Mozart’s Coda: The Clarient Concerto

Most musical histories leave Mozart with his Requiem (Mozart’s last words were reported to be “I was composing this for myself”), but that I think is a mistake. In fact, Mozart’s final complete composition was his Clarinet Concerto. I tend to ascribe much importance to final works, but I don’t think Mozart really had cause to believe he was dying when he wrote this. He was very sick, true, but was receiving medical care. In fact, it was the medical care that probably killed him—leeches, and too much of them.

The Clarinet Concerto is pure Mozart and as much a guide as to where he was going musically than anything else. Mozart was not going to abandon his Golden Mean, but his music was growing in complexity, both in terms of his ever lengthening melodic lines and novel harmonics. There is a deeper emotional urgency here than in his earlier concertos and I think that is the best guide as to what Mozart was planning to do next.

In the attached video, clarinettist Michael Collins performs on a modern version of the Basset clarinet, an instrument that until quite recently had completely disappeared. It is, however, the instrument for which Mozart scored his concerto. Anton Stadler, a close friend of Mozart’s and fellow Freemason, had commissioned the concerto for his Basset clarinet. In fact, Stadler’s love of the instrument likely also influenced the orchestration of his later operas Cosi fan tutte, La Clemenza di Tito and Die Zauberflöte, which are also scored for a Basset clarinet.

Wofgang Amadeus Mozart, La Clemenza di Tito: “Parto, parto, ma tu, ben mio”

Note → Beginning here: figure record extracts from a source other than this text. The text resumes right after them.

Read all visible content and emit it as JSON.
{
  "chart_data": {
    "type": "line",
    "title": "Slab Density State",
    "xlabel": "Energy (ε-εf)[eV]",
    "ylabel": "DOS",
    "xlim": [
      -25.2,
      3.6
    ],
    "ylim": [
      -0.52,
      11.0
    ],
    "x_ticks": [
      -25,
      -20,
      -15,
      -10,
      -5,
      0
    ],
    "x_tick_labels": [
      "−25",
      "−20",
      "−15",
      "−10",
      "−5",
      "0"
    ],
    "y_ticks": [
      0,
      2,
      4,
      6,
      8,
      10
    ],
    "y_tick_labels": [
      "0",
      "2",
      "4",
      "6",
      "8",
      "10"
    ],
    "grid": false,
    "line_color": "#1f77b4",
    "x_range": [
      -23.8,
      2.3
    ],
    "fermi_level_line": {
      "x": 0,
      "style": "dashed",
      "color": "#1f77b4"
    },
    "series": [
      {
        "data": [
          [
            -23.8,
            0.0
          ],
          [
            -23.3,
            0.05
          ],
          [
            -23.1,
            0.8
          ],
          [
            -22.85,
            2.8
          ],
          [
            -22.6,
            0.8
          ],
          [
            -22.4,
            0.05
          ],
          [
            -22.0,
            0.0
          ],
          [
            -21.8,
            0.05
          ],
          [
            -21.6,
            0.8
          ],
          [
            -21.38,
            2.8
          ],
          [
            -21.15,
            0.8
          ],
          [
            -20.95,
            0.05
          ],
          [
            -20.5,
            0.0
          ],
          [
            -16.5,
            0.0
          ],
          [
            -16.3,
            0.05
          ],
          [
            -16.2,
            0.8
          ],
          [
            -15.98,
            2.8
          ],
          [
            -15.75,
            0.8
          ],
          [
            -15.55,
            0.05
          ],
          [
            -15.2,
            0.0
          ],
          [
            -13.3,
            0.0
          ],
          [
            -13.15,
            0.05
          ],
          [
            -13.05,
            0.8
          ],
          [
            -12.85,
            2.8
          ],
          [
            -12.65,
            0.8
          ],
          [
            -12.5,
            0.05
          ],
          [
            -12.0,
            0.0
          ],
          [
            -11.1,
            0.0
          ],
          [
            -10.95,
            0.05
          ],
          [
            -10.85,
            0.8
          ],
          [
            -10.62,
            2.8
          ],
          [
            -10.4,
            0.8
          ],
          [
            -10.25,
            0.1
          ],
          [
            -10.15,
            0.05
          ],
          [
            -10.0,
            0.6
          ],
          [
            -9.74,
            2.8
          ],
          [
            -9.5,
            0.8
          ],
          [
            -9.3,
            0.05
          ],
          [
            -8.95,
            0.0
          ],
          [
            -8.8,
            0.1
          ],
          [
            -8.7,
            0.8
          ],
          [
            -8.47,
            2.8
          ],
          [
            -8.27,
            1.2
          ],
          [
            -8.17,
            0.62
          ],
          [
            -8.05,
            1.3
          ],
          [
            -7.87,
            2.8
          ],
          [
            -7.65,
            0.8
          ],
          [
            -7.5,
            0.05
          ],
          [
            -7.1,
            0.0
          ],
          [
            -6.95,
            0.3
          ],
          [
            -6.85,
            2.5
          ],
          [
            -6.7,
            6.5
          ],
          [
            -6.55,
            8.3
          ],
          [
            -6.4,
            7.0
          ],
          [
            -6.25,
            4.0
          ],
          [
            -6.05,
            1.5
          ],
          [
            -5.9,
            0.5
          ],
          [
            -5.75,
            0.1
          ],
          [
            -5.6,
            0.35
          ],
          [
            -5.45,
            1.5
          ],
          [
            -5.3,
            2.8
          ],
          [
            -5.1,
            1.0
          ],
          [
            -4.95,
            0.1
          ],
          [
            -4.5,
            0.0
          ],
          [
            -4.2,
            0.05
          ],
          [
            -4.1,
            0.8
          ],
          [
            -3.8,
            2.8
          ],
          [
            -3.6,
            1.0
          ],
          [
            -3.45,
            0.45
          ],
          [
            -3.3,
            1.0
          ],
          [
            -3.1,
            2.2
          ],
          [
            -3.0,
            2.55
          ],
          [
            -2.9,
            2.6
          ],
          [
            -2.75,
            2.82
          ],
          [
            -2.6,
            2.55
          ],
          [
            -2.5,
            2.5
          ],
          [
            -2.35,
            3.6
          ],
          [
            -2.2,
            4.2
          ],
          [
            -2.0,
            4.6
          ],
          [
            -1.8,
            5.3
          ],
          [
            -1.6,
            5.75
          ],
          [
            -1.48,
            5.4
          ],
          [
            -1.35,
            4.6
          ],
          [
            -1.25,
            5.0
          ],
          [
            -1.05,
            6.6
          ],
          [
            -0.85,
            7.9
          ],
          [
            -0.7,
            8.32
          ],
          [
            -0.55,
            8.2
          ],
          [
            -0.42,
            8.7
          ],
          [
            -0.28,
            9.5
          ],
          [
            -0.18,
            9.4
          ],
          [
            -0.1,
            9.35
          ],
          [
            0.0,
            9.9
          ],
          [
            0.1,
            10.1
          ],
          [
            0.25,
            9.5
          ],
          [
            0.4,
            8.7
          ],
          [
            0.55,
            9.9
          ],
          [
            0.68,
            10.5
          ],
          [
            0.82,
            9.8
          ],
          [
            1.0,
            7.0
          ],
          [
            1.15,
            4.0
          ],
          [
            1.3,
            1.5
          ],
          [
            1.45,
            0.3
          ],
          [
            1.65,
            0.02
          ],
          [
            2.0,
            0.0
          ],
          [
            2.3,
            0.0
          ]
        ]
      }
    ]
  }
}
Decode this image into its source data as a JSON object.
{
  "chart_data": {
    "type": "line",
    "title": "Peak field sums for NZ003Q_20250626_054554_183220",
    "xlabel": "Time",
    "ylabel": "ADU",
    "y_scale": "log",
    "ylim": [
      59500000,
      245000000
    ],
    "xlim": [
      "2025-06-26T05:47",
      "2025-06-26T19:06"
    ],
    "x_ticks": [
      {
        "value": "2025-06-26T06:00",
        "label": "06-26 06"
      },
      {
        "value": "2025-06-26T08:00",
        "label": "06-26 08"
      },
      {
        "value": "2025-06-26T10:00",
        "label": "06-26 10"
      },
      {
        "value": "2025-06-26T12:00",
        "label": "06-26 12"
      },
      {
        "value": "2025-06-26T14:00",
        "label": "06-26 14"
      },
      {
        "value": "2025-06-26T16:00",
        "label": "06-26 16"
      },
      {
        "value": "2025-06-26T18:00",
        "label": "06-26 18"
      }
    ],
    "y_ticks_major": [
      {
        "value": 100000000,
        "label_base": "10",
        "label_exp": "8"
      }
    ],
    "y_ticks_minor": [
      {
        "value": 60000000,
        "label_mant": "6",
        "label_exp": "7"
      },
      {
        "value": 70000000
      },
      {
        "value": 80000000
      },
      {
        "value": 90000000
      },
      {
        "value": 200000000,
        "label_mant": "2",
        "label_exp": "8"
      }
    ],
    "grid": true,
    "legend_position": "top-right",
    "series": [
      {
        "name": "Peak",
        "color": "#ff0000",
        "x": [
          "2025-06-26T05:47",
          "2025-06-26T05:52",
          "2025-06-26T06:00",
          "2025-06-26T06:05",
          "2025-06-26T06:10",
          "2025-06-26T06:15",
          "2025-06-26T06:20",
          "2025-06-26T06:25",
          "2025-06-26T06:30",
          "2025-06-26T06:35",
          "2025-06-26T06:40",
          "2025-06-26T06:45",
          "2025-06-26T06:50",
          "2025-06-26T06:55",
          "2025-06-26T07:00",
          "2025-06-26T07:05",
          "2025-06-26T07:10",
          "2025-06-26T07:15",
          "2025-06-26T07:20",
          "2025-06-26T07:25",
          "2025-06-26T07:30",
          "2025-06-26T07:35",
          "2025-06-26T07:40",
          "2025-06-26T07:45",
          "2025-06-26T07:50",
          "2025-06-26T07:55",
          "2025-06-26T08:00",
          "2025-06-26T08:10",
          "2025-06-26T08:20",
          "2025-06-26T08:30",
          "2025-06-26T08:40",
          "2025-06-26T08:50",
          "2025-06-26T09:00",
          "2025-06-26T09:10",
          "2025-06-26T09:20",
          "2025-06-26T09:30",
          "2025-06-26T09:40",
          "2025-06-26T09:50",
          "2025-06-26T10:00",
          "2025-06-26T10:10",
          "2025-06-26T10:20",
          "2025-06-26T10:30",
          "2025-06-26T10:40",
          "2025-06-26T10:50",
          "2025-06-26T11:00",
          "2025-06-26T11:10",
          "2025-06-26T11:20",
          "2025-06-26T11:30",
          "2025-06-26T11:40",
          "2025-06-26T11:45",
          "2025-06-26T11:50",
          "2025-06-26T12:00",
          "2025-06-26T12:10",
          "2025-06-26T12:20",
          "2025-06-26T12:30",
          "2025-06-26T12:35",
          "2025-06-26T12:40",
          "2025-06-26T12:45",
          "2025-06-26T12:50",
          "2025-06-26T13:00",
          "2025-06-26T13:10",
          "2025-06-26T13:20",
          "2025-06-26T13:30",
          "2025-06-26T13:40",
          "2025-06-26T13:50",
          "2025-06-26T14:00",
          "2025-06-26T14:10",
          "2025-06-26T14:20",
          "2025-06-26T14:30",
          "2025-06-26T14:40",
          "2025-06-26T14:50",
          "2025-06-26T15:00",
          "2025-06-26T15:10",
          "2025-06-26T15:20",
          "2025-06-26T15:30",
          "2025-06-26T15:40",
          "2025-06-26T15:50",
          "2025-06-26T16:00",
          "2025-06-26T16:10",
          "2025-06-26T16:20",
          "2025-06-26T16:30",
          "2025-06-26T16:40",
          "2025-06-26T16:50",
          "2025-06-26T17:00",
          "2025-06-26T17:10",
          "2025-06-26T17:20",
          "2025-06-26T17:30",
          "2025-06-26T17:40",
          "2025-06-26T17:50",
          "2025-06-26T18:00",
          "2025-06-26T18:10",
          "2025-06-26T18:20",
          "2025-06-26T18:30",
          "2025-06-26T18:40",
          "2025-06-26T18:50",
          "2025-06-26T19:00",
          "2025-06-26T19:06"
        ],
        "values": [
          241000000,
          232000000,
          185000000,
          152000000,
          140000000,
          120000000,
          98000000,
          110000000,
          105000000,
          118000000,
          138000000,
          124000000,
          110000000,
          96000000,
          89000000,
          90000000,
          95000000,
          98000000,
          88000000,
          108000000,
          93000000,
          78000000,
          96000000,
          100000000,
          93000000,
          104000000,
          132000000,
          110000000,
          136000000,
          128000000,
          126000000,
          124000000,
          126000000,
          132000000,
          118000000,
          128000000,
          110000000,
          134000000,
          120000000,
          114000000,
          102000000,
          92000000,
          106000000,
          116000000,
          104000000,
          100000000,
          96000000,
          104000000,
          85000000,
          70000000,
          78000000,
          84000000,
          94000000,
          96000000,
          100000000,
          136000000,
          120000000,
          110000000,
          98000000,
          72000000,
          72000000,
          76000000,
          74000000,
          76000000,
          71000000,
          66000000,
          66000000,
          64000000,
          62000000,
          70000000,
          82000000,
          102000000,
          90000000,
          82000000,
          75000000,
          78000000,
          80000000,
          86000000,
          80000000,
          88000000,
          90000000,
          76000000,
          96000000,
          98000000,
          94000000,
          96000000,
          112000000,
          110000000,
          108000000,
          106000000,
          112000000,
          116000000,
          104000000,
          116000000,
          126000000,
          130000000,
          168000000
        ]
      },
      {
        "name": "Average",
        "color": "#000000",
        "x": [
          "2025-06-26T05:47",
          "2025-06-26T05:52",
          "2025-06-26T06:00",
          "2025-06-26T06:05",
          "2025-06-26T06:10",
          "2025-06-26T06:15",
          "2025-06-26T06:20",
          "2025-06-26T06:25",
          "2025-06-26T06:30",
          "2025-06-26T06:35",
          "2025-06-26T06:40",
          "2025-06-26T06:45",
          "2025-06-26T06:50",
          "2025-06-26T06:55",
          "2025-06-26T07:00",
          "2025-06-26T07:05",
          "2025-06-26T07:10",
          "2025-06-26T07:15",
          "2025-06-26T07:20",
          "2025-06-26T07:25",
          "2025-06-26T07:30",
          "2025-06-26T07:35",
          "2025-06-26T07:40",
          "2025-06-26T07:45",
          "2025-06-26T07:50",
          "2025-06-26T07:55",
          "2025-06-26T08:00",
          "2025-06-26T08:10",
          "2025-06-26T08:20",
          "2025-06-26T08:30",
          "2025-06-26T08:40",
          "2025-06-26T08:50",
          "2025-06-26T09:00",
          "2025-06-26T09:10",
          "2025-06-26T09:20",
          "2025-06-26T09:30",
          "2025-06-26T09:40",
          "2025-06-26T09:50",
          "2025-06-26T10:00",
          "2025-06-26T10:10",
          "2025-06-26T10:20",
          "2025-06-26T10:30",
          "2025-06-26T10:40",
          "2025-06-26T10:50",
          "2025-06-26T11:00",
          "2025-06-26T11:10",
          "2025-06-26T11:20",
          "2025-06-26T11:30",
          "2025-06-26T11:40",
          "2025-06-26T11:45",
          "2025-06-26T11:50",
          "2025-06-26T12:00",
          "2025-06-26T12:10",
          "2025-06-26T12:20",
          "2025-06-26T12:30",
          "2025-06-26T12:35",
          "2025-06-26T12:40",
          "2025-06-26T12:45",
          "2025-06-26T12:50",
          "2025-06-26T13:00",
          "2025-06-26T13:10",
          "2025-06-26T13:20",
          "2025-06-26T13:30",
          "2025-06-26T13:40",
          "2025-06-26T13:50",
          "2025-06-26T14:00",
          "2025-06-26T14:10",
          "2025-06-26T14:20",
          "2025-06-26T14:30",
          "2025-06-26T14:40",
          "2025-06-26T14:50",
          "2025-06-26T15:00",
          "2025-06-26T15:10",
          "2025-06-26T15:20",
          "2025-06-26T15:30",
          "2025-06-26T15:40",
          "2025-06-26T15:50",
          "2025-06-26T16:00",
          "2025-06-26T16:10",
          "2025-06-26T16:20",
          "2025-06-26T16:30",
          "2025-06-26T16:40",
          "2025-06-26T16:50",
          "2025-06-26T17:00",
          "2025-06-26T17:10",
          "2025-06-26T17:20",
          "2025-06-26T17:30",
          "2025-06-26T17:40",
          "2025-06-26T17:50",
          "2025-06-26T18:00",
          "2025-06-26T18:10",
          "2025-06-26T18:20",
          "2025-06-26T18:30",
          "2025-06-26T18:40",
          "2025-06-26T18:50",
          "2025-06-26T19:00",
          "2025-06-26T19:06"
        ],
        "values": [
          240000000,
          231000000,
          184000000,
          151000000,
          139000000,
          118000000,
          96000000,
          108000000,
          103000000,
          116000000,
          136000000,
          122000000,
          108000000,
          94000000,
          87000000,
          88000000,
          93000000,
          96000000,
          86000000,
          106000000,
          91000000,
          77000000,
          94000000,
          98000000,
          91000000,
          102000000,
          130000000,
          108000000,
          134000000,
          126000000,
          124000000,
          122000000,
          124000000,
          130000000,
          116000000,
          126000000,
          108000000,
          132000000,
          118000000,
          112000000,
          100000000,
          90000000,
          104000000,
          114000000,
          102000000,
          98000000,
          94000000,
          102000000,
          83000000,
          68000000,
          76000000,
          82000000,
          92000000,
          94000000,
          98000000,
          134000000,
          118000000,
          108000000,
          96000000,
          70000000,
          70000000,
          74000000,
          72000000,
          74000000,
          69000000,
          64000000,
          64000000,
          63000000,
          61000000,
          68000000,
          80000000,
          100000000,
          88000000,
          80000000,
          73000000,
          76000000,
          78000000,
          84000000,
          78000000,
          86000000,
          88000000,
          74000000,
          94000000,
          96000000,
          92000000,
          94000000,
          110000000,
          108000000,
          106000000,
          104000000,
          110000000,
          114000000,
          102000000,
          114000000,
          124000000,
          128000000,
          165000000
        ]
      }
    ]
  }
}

Why does this matter? As you can see from the video below, the Basset clarinet is a much longer instrument than its modern counterpart and was capable of playing in the lower registers that Stadler loved. When the concerto was adapted for the modern clarinet on its first publication in 1802, those lower parts had to be transposed an octave higher. And this produces an interesting effect, much to the detriment of Mozart’s composition. In contrapuntal music theory, there are four types of motion, that is four ways that two lines of music can move in relation to each other. First is parallel motion where the two lines move in the same direction (that is progressively higher or progressively lower) in parallel to each other. This sort of composition was common in the early forms of chant where boys’ voices were added to a male chorus singing exactly one octavie above the mens’ voices. Second is similar motion, where the two lines move in the same direction, but at different intervals (e.g., one line moves up by a third and another by a fifth). Third is oblique motion, where one line is held at a contstant pitch while the other moves up or down. Oblique motion was common in the early music with which this blog began and which featured a drone. Finally, there is contrary motion, in which the two lines move in opposite directions.

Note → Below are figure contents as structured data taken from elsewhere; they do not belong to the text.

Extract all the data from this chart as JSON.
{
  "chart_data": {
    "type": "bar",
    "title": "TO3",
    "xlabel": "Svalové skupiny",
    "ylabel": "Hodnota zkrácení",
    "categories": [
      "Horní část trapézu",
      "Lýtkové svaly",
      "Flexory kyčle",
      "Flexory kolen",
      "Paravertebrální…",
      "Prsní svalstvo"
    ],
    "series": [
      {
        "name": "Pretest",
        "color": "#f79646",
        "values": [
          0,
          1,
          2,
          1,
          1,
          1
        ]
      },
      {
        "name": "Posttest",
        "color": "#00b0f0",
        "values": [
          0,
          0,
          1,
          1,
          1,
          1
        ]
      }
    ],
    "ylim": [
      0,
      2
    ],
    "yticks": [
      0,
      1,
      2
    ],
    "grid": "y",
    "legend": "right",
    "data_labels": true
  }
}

Contrary motion produces the most satisfying and interesting music and therefore is the dominant form of motion in nearly all compositions. Yet because modern clarinets cannot reach the lower registers in Mozart’s original score, by transposing the music up an octave, the new score also transforms the contrary motion in Mozart’s score into similar motion. The clarinet, playing with, rather than against, the orchestra’s line, gets lost–despite Mozart’s careful orchestration that omits other woodwind instruments that could compete with the soloist. The end result is decidedly less satsifying.

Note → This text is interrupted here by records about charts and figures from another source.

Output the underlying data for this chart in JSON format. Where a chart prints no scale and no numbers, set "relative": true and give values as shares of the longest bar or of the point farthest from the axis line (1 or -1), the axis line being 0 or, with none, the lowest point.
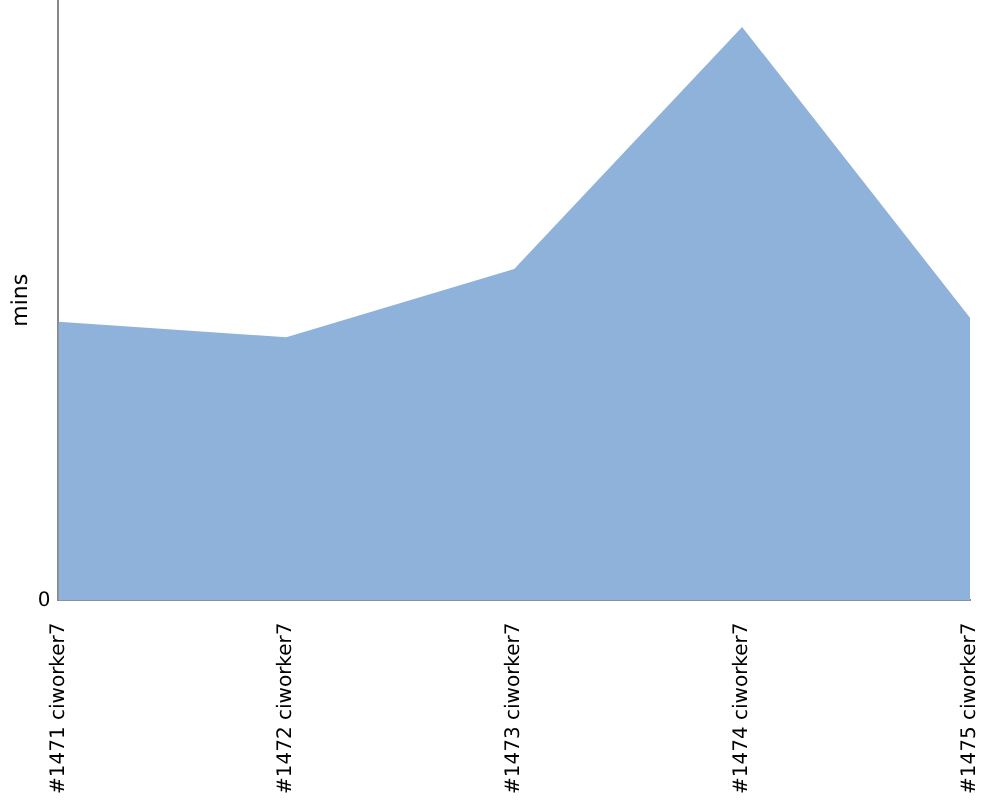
{
  "chart_data": {
    "type": "area",
    "ylabel": "mins",
    "relative": true,
    "annotations": [
      "0"
    ],
    "categories": [
      "#1471 ciworker7",
      "#1472 ciworker7",
      "#1473 ciworker7",
      "#1474 ciworker7",
      "#1475 ciworker7"
    ],
    "series": [
      {
        "color": "#8fb2da",
        "values": [
          0.486,
          0.459,
          0.578,
          1,
          0.493
        ]
      }
    ],
    "grid": false,
    "legend": false
  }
}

Restored to the original, the Clarinet Concerto takes flight and justifies Mozart’s observation that it is “the instrument best capable of imitating the human voice.” I especially love the second movement Adagio, which might be the closest Mozart ever came to uniting operatic composition with instrumental composition. In it, the clarinet seems to sing about loss and anticipates the songs without words that would become popular in the next century.

Of Stadler, Mozart remarked that “your instrument has so soft and lovely a tune that no one can resist it.” His music prowess notwithstanding, Stadler proved to be quite the rogue. While he claimed to have invented the Basset clarinet (or Basset horn as it was known then), this does not appear to be the case–certainly Stadler’s own instrument was made by Theodor Lotz and does not appear to have been made according to any instructions from Stadler. Stadler also claimed to have lost the autograph score in a robbery; Costanze Mozart never believed a word of it and insisted that Stadler had pawned the manuscript. He certainly needed the money–Stadler owed Mozart 500 florins (roughly $75,000 today) at the time of his death. Regardless, all of the original individual parts survived so the music we hear is all pure Mozart, especially where period instruments are used.

The concerto was premiered by Stadler in October 1791. Mozart died seven weeks later. My heart breaks for the music that we will never have.